A startup process reads this file and places the information in a shared-memory process table. The startup process then creates all queues and most other processes in the system. Synchronization problems are reduced by creating all message queues before any application processes are started.

The startup process is indirectly informed whenever an application process dies. Depending on control flags in shared memory, the startup process may log an error message containing the dead process' name, exit point or exception address, and pending signals. A stub process may also be created to take over the dead process' queue. This usually keeps other application processes from generating a lot of side-effect error messages that obscure the initial problem.

The queue functions provided by QNX are encapsulated within an application-specific set of mailbox functions that access the shared-memory process table. A call to open a mailbox involves scanning the table for the process name of interest and using the associated queue name in a call to QNX's queue_open() function.

Processes know their own name and the names of other processes they communicate with, but all queue mechanisms are hidden by the mailbox functions. Combining these messaging functions with the shared-memory process table allows us to implement some important features. For example, by setting a flag in the startup configuration, we can create a stub process (instead of a real application process) to read and discard messages from the associated input queue. This is very useful during the early and middle stages of development when processes are in various states of completion. We were able to demonstrate mail sorting very early in the move to QNX 4 by first porting the machine-control processes and stubbing out all other processes. This success encouraged us to port other processes one at a time.
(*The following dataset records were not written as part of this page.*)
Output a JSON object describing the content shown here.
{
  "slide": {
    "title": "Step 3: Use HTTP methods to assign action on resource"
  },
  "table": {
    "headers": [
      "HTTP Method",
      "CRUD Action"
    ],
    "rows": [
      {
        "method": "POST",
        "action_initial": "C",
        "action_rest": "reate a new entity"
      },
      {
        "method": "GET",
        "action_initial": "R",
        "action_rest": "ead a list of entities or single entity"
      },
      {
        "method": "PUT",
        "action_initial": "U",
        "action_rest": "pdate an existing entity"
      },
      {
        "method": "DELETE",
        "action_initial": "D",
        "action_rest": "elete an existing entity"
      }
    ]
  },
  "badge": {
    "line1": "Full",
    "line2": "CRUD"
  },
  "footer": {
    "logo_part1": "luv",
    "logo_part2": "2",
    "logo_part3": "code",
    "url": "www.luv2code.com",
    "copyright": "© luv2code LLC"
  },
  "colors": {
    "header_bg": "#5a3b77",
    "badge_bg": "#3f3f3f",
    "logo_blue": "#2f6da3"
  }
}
Development and maintenance

The DBCS software was developed by a team of software engineers on a QNX network consisting of a boot server, a hot backup node, developer workstations, and integration floor workstations.

The DBCS runtime application software consists of over thirty resident processes. These executables are produced from more than five hundred .c and .h files. Source code, shell scripts, system files, and various configuration files are maintained using the Revision Control System (RCS) shipped with QNX. Besides RCS, we established a file-naming convention for all development and deliverable files to help manage our code.

We keep old versions of system binaries, libraries, and INCLUDE files in separate directories for rebuilds during maintenance. QNX's prefix utility is used to point to the old directories. This lets us compile executables with the same checksums as those in a release based on previous versions of the OS, compiler, TCP/IP, or QNX Windows.

QNX delivers

Currently, ECA is developing a multimedia expert system to run under QNX Rundos and Microsoft Windows. This will provide DBCS operators and supervisors with online training as well as a knowledge-based system tied into the machine diagnostics software.

QNX Software Systems gave us great support throughout the software development cycle. Knowledgeable engineers answered questions promptly and accurately, while QUICS proved to be an invaluable information resource and an easy way to obtain software updates.

The Delivery Bar Code Sorter was the first major USPS contract to use QNX. The USPS response to the machine's performance has been extremely positive. Based on this success, ECA will continue to look to QNX to help us deliver automation projects.